Biyan membuaka paksa matanya yg tinggal satu watt. "saya tidak pernah mengijinkan orag lain masuk ke dalam mansion ini kecuali keluarga saya." geram rendah biyan.
biyan mengernyit "siapa?"
"Quenzel" jawab aeris
Sekarang giliran biyan yg berdecak. Mau apa lagi adiknya itu datang ke mansionya?
"pak, lepas ya, saya belum sarapan loh ini." Aeris terpaksa menunjukan wajah melasnya. Dia tidak berbohong, cacing di dalam perut nya berdemo meminta makan.
"nanti saja, saya juga belum sarapan, sekalian aja kali kan saya sudah bangun." lagi, biyam memejam kan matanya dan menenggelamkan wajahnya di leher aeris. Menghirup aroma menenangkan aeris.
Ingin rasanya aeris ceburkan bosnya ini di kolam ikan hiu. Kalau begini caranya dia hanya bisa pasrah, mengancam pun tidak mempan, dia sudah mencoba berbagai macak ancaman tapi bukan biyan takut, pria itu malah mengancam balik. Asem emang.
Tanpa sadar aeris menguap dirinya tiba tiba mengantuk padahal semalam dia tidur lebih awal. Sebelum benar bemar terlelap, Aeris harap ketiga anaknya ataupun sahabatnya tidak nyelonong masuk ke kamar biyan.
\*\*\*\*
__ADS_1
Aeris sungguh tertrkan saat ini. Bukan karena ketiga buntut biyan tetapi si bapak lah yg sekarang ini tengah menguji kesabaranya.
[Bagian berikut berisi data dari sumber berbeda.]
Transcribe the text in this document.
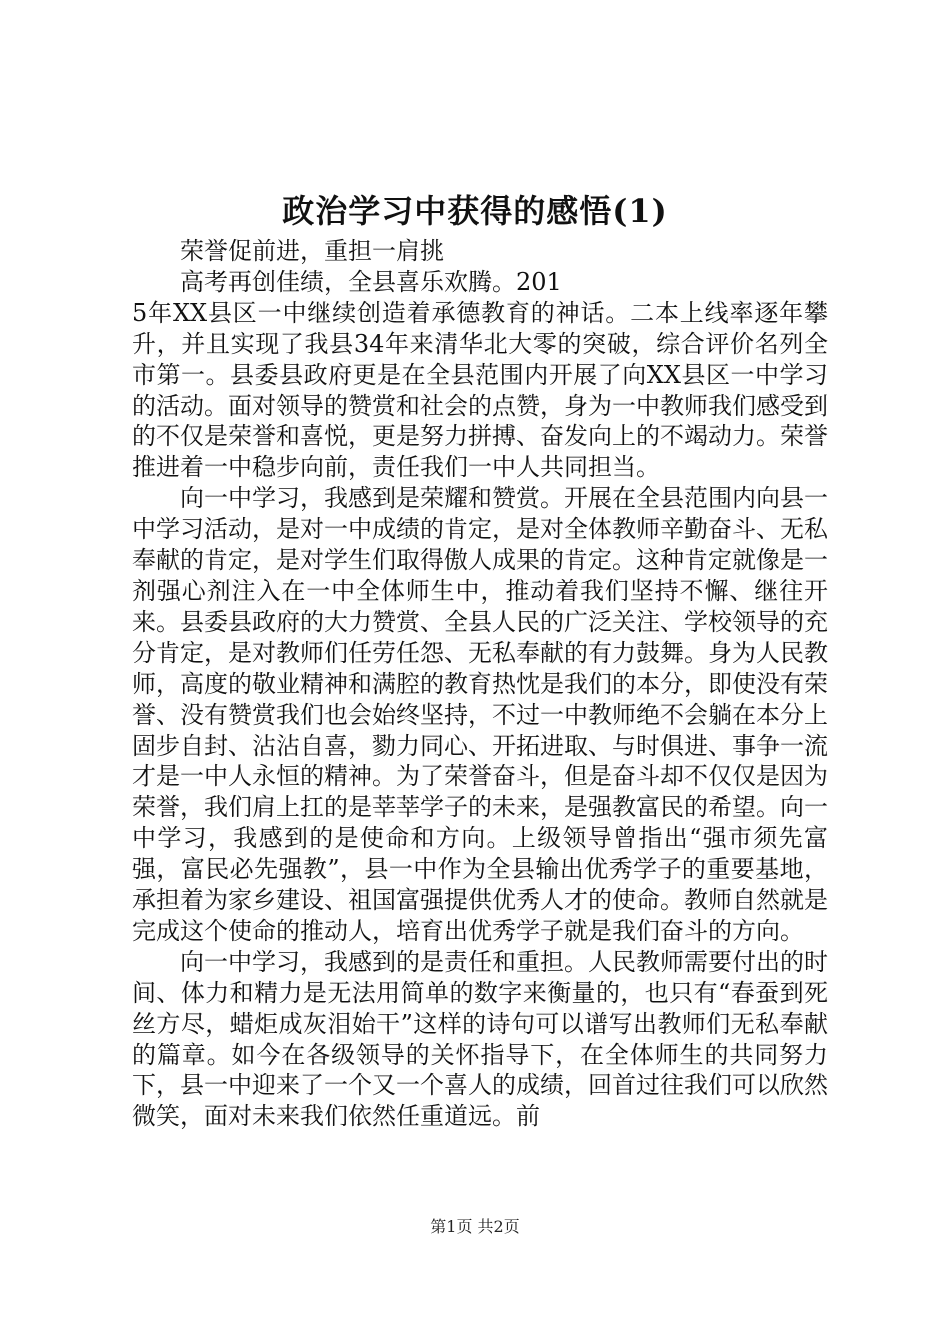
政治学习中获得的感悟(1)

荣誉促前进，重担一肩挑

高考再创佳绩，全县喜乐欢腾。201

5年XX县区一中继续创造着承德教育的神话。二本上线率逐年攀升，并且实现了我县34年来清华北大零的突破，综合评价名列全市第一。县委县政府更是在全县范围内开展了向XX县区一中学习的活动。面对领导的赞赏和社会的点赞，身为一中教师我们感受到的不仅是荣誉和喜悦，更是努力拼搏、奋发向上的不竭动力。荣誉推进着一中稳步向前，责任我们一中人共同担当。

向一中学习，我感到是荣耀和赞赏。开展在全县范围内向县一中学习活动，是对一中成绩的肯定，是对全体教师辛勤奋斗、无私奉献的肯定，是对学生们取得傲人成果的肯定。这种肯定就像是一剂强心剂注入在一中全体师生中，推动着我们坚持不懈、继往开来。县委县政府的大力赞赏、全县人民的广泛关注、学校领导的充分肯定，是对教师们任劳任怨、无私奉献的有力鼓舞。身为人民教师，高度的敬业精神和满腔的教育热忱是我们的本分，即使没有荣誉、没有赞赏我们也会始终坚持，不过一中教师绝不会躺在本分上固步自封、沾沾自喜，勠力同心、开拓进取、与时俱进、事争一流才是一中人永恒的精神。为了荣誉奋斗，但是奋斗却不仅仅是因为荣誉，我们肩上扛的是莘莘学子的未来，是强教富民的希望。向一中学习，我感到的是使命和方向。上级领导曾指出“强市须先富强，富民必先强教”，县一中作为全县输出优秀学子的重要基地，承担着为家乡建设、祖国富强提供优秀人才的使命。教师自然就是完成这个使命的推动人，培育出优秀学子就是我们奋斗的方向。

向一中学习，我感到的是责任和重担。人民教师需要付出的时间、体力和精力是无法用简单的数字来衡量的，也只有“春蚕到死丝方尽，蜡炬成灰泪始干”这样的诗句可以谱写出教师们无私奉献的篇章。如今在各级领导的关怀指导下，在全体师生的共同努力下，县一中迎来了一个又一个喜人的成绩，回首过往我们可以欣然微笑，面对未来我们依然任重道远。前

第1页 共2页
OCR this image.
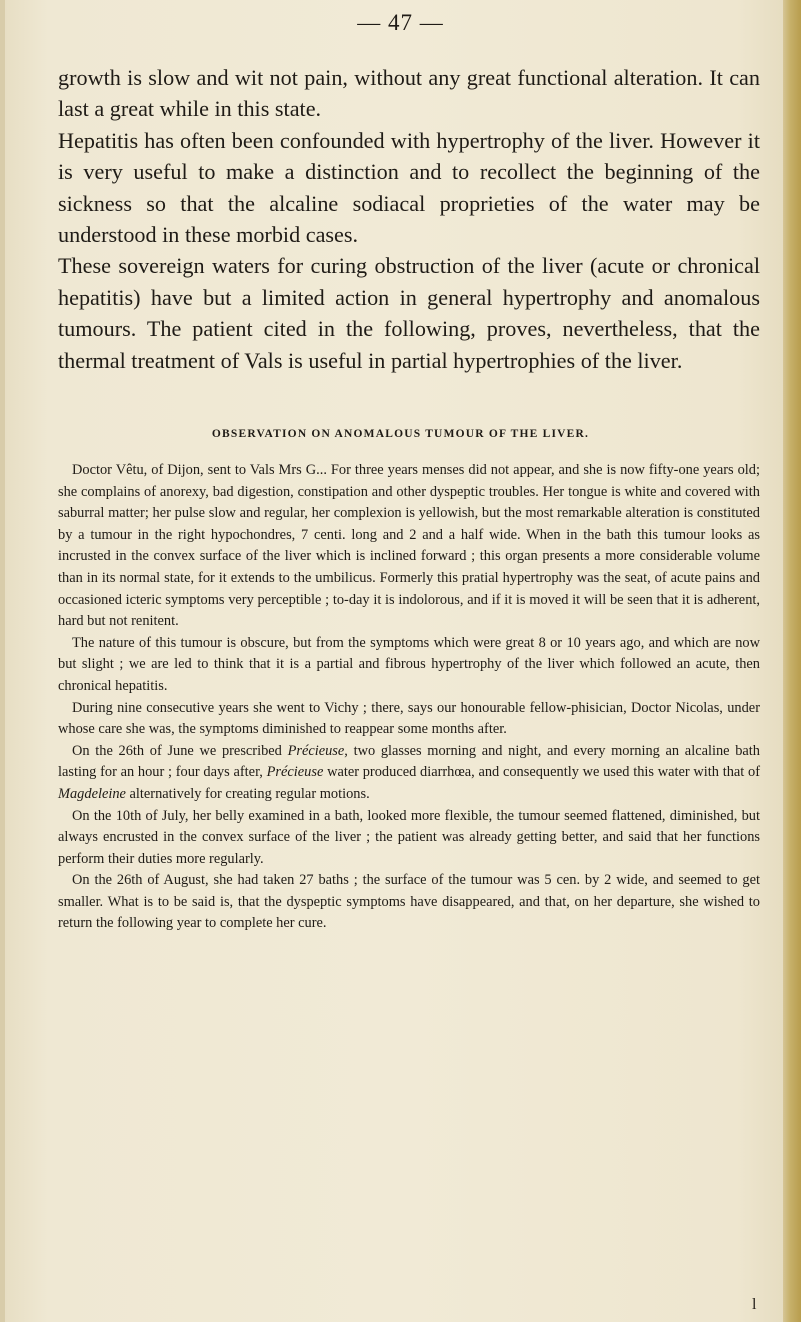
— 47 —

growth is slow and wit not pain, without any great functional alteration. It can last a great while in this state.

Hepatitis has often been confounded with hypertrophy of the liver. However it is very useful to make a distinction and to recollect the beginning of the sickness so that the alcaline sodiacal proprieties of the water may be understood in these morbid cases.

These sovereign waters for curing obstruction of the liver (acute or chronical hepatitis) have but a limited action in general hypertrophy and anomalous tumours. The patient cited in the following, proves, nevertheless, that the thermal treatment of Vals is useful in partial hypertrophies of the liver.

OBSERVATION ON ANOMALOUS TUMOUR OF THE LIVER.

Doctor Vêtu, of Dijon, sent to Vals Mrs G... For three years menses did not appear, and she is now fifty-one years old; she complains of anorexy, bad digestion, constipation and other dyspeptic troubles. Her tongue is white and covered with saburral matter; her pulse slow and regular, her complexion is yellowish, but the most remarkable alteration is constituted by a tumour in the right hypochondres, 7 centi. long and 2 and a half wide. When in the bath this tumour looks as incrusted in the convex surface of the liver which is inclined forward ; this organ presents a more considerable volume than in its normal state, for it extends to the umbilicus. Formerly this pratial hypertrophy was the seat, of acute pains and occasioned icteric symptoms very perceptible ; to-day it is indolorous, and if it is moved it will be seen that it is adherent, hard but not renitent.

The nature of this tumour is obscure, but from the symptoms which were great 8 or 10 years ago, and which are now but slight ; we are led to think that it is a partial and fibrous hypertrophy of the liver which followed an acute, then chronical hepatitis.

During nine consecutive years she went to Vichy ; there, says our honourable fellow-phisician, Doctor Nicolas, under whose care she was, the symptoms diminished to reappear some months after.

On the 26th of June we prescribed Précieuse, two glasses morning and night, and every morning an alcaline bath lasting for an hour ; four days after, Précieuse water produced diarrhœa, and consequently we used this water with that of Magdeleine alternatively for creating regular motions.

On the 10th of July, her belly examined in a bath, looked more flexible, the tumour seemed flattened, diminished, but always encrusted in the convex surface of the liver ; the patient was already getting better, and said that her functions perform their duties more regularly.

On the 26th of August, she had taken 27 baths ; the surface of the tumour was 5 cen. by 2 wide, and seemed to get smaller. What is to be said is, that the dyspeptic symptoms have disappeared, and that, on her departure, she wished to return the following year to complete her cure.

l
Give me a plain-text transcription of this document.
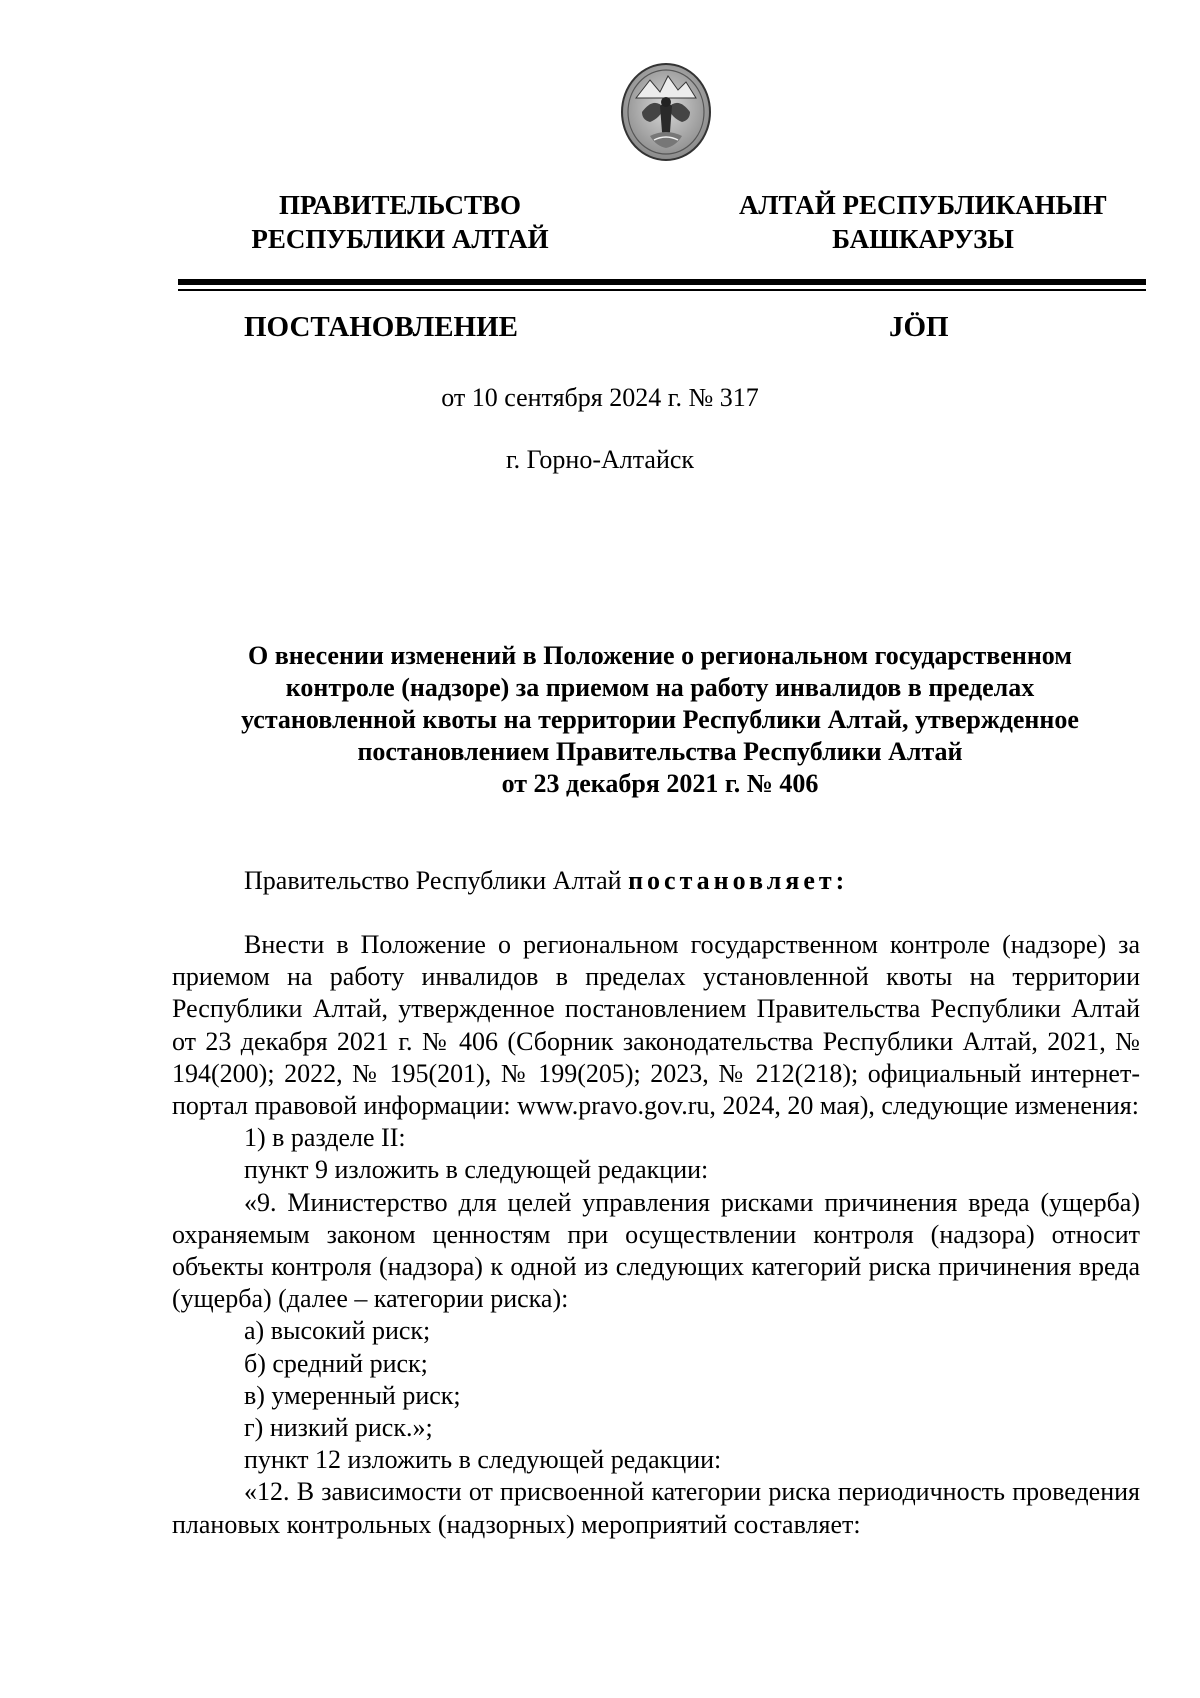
ПРАВИТЕЛЬСТВО
РЕСПУБЛИКИ АЛТАЙ
АЛТАЙ РЕСПУБЛИКАНЫҤ
БАШКАРУЗЫ
ПОСТАНОВЛЕНИЕ	JӦП
от 10 сентября 2024 г. № 317
г. Горно-Алтайск
О внесении изменений в Положение о региональном государственном
контроле (надзоре) за приемом на работу инвалидов в пределах
установленной квоты на территории Республики Алтай, утвержденное
постановлением Правительства Республики Алтай
от 23 декабря 2021 г. № 406
Правительство Республики Алтай постановляет:

Внести в Положение о региональном государственном контроле (надзоре) за приемом на работу инвалидов в пределах установленной квоты на территории Республики Алтай, утвержденное постановлением Правительства Республики Алтай от 23 декабря 2021 г. № 406 (Сборник законодательства Республики Алтай, 2021, № 194(200); 2022, № 195(201), № 199(205); 2023, № 212(218); официальный интернет-портал правовой информации: www.pravo.gov.ru, 2024, 20 мая), следующие изменения:

1) в разделе II:

пункт 9 изложить в следующей редакции:

«9. Министерство для целей управления рисками причинения вреда (ущерба) охраняемым законом ценностям при осуществлении контроля (надзора) относит объекты контроля (надзора) к одной из следующих категорий риска причинения вреда (ущерба) (далее – категории риска):

а) высокий риск;

б) средний риск;

в) умеренный риск;

г) низкий риск.»;

пункт 12 изложить в следующей редакции:

«12. В зависимости от присвоенной категории риска периодичность проведения плановых контрольных (надзорных) мероприятий составляет:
Setelah sarapan menuju siang bersama biyan tadi. Pria itu terus saja nemplok padanya, tidak ingin lepas seperti lintah.
Quenzel dan ketiga buntut biyan meninggalkanya untuk hang out dadakan karena tidak keluar keluar dari kamar biyan. Mumpunh Weekend ya kan? Aeris merutuki dirinya sendiri. Bisa bisanya dia ikut tertidur juga. Malah seranjang lagi dengan biyan.
Aeris ingin menangis saja rasanya. ***Firt time*** masalahnya untungnya tidak di \*\*\*\*\* \*\*\*\*\* sama si duda.
"pak, saya mau *H**ang* out juga." rengek aeris, siapa tau kan dia bisa hang out juga.
Satu alis biyan terangkat. Menatap wajah memelas gadis itu dari bawah karena dia tiduran di pangkuan aeris.
"Pak, masa saya cuma ndekem di mansion aja." sekarang gadis itu mengeluarkan jurus anadalanya, ***Puppy eyes*** nya.
Biyan meenutup mata dengan satu lenganya. Tidak tahan dengan wajah menggemaskan aeris. Sebenarnya biyam tidak mau kemana mana sekarang. Dia Mager.
Jujur, biyan hanya ingin diam di mansion bersama aeris, tidak ingin kemana mana. Dia hanya ingin bermanja manja pada gadis itu tanoa gangguan ke tig buntut ny.
Tapi dia harus keluar dari Zona mager nya setelah mendengar decakan kesal dari aeris."Mau banget" Aeris mengangguk.
"Huftt.." biyan mengalah dia bangun dari baringnya dan duduk di samping aeris. "siap siap sana, kita hang out juga." suruhnya.
Mata aeris berbinar. "beneran pak?" biyan mengangguk malas. "cepetan, sebelum saya berubah pikiran."
Aeris langsung ngacir menuju lantai dua tempat kamarnya berada. Gadis itu tidak melunturkan senyumanya sejak tadi saking senangnya.
Aeris memilih beberapa baju yg di lemari. Matanya tertuju pada Louis pants crem dan crop top dengan warna senada. Setelah itu dia memoles sedikit wajahnya dengan make up tipis agar tidak tetlihat pucat.